Debt Debate Could Trigger Big Losses for Retirees

October 9, 2013 ( – U.S. workers could see their retirement savings tumble 20% if Congress and the president fail to craft a deal to raise the federal government’s $16.7 trillion debt ceiling, a new report shows.

Such is the conclusion of a report by the American Society of Pension Professionals & Actuaries (ASPPA), “Retirement Savings Will Suffer if Congress Does Not End the Budget and Debt Ceiling Stalemate.”

The predicted 20% drop would translate to a $2 trillion loss for private pension plans, 401(k) plans and individual retirement accounts (IRAs), researchers said. The tumble would come because most retirement assets are held in investments that likely will respond negatively to ongoing uncertainty around the economic and financial consequences of protracted debt ceiling negotiations.
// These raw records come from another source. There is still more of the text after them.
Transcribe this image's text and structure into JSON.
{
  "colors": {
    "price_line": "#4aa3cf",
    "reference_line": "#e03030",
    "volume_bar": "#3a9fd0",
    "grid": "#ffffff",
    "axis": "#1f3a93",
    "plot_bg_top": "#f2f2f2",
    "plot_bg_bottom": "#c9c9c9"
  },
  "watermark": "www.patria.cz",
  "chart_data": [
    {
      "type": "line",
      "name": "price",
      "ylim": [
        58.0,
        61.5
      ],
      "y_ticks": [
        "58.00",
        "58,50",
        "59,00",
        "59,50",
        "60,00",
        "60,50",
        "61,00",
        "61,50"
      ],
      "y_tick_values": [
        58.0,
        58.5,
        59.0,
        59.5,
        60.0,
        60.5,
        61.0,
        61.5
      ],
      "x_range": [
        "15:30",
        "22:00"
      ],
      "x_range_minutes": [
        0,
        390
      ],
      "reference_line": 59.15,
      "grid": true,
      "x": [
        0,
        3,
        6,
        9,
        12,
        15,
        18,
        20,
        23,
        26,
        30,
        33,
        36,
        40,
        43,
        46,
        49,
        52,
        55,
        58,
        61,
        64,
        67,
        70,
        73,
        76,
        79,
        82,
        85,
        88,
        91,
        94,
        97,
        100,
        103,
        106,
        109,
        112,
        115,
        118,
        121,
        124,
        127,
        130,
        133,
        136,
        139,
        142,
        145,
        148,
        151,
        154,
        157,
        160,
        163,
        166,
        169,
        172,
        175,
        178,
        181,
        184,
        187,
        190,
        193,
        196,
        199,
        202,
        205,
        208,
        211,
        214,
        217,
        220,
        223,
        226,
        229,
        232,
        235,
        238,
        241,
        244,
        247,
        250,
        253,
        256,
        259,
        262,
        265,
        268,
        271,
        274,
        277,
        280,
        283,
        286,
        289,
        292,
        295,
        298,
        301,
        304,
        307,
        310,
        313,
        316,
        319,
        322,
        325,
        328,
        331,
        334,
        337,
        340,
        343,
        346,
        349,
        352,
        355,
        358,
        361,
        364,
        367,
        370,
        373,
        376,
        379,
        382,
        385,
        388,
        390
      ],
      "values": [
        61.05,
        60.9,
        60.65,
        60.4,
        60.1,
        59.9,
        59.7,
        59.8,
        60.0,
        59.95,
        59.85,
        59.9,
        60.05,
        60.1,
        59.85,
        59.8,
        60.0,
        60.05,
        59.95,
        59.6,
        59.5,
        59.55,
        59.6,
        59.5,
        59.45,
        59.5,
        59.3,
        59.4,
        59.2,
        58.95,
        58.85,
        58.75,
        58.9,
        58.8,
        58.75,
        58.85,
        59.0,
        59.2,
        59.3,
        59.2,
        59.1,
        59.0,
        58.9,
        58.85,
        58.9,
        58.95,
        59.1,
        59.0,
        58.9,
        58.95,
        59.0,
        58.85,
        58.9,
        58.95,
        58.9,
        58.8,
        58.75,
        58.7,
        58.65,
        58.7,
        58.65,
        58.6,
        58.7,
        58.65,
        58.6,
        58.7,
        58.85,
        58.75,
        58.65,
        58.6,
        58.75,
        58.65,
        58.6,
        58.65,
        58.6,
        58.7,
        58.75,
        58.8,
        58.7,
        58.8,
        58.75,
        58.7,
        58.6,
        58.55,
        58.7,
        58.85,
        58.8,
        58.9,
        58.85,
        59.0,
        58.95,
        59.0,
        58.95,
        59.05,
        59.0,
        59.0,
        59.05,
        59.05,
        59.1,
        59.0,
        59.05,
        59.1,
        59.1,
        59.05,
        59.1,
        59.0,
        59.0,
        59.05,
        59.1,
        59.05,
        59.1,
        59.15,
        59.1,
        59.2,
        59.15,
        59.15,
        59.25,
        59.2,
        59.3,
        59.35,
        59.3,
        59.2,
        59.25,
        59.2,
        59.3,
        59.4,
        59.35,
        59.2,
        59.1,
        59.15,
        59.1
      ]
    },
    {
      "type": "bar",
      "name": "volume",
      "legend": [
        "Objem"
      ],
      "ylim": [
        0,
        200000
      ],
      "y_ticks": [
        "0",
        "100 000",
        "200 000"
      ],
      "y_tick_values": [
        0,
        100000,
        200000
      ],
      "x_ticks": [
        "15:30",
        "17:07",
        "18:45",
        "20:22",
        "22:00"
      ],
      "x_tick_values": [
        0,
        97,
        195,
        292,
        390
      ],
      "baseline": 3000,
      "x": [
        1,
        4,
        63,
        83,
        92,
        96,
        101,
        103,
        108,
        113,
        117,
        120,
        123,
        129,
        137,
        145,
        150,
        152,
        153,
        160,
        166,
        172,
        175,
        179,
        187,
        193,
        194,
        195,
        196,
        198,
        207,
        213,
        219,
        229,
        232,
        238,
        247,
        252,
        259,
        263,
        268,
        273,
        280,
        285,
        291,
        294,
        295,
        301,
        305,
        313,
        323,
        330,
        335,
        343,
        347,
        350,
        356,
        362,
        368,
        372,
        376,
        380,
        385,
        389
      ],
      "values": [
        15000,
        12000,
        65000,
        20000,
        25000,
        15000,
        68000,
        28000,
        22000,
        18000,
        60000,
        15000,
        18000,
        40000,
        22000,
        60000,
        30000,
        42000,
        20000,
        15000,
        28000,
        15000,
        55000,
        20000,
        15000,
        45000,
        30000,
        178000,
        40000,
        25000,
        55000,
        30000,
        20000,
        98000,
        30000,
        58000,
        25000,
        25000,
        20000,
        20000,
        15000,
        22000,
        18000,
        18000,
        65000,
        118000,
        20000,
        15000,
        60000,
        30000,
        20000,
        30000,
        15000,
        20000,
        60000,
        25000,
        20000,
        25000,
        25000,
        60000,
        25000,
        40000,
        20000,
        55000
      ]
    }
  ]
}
ASPPA commissioned the study to analyze the effects of both the current debt ceiling fight and the previous 2011 debt limit debate, which, study researchers said, disrupted economic growth by negatively impacting three main pillars of the economy: consumer confidence, job creation and the equity markets.

Combined uncertainty in these three areas caused private pension assets to decline 26% in 2011 relative to where they would have been, researchers said, suggesting that a similar drop should be expected this fall if a compromise is not struck before the October 17 deadline.  

Looking at the Numbers

Some of the findings researchers used to draw their conclusions include the following:

  • Before the debt ceiling debate during the spring and summer of 2011, economic confidence had been relatively stable. But, during the gridlock, Gallup’s Economic Confidence Index fell from -20 to -54, a decline of more than 170%.
  • Net job creation had begun to increase in the first quarter of 2011, but during the debt ceiling debate job growth fell from 254,000 jobs created in April to 54,000 created the following month. Job creation numbers did not climb past 100,000 until September.
  • The stock market also reacted in a strongly negative fashion, specifically in the Standard & Poor’s (S&P) 500, which responded to the debate with a 23% decline.  

The somewhat dire conclusions drawn in the ASPPA report are not believed universally. In fact, in wealth and asset management firm Northern Trust’s “Investment Manager Survey Report Third Quarter 2013,” researchers found that close to nine in 10 investment managers interviewed in September expected the political standoff over the federal government shutdown and the U.S. debt ceiling to have “at most a modest impact on U.S. equity markets.”